Here is the author on his sadistic father, a Marine fighter pilot who unmercifully beat his wife and children, especially Pat: “Dad eventually broke all our spirits. Carol is mentally ill and Tom had a violent suicide. Carol was the smartest girl in the world until Dad broke her spirit. When Dad came home, Carol would give out the warning: ‘Godzilla is home!’ We’d all go hide. I was like a sheepherder, moving. I could get the kids running. We had hiding places everywhere we went. Carol told me, ‘Our parents are crazy, and we’ve got to be careful.’”

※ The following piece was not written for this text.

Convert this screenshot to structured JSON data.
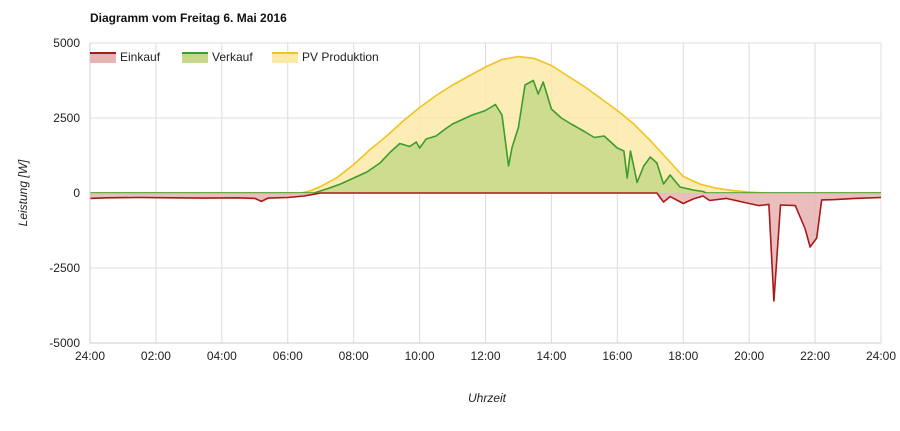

The Great Santini (Conroy’s nickname for his father) then sent him to The Citadel, an infamous South Carolina military academy. “The Citadel also beat the shit out of me with its avid cruelty and amazing capacity for sadism,” Conroy recalls. “So I was ready for life...it was a great way to go out into the world...terrified of everything, suspicious of everything, doubting everything...knowing that life was going to beat the shit out of me. I was expecting it. I expected every bloom to fall.”

How Conroy transmuted all that sadness and cruelty into literature is explored in depth in MY EXAGGERATED LIFE. “The writing of ‘The Great Santini’”–-(his family story)–“split me open, spilled me out on the floor, and threw me into Dr. Marion O’Neill’s office...She was straight with me. I had to have straight answers...Don’t sit there like a shrink fruitcake and just stare at me. I got to know how I’m doing,” he said.

When he announced that he thought he might be crazy, O’Neill replied, “Yes, I think you are. But I can help you.”

And help she did. Conroy managed to contain his madness and continue writing, with unrivaled power and courage. As he explains, “My writing life would be worthless if I did not write about the things I wasn’t supposed to. Telling the truth trumps every single thing. Politicians can talk for hours and not say one thing. This is also true of most people–-there’s this giant conspiracy of silence to protect your own nest, which is always under attack. So it’s the writer’s job to say something, to tell the truth. And I am a writer. That’s the only thing I’ve ever been or ever could do well, and I try to tell the truth in my writing.”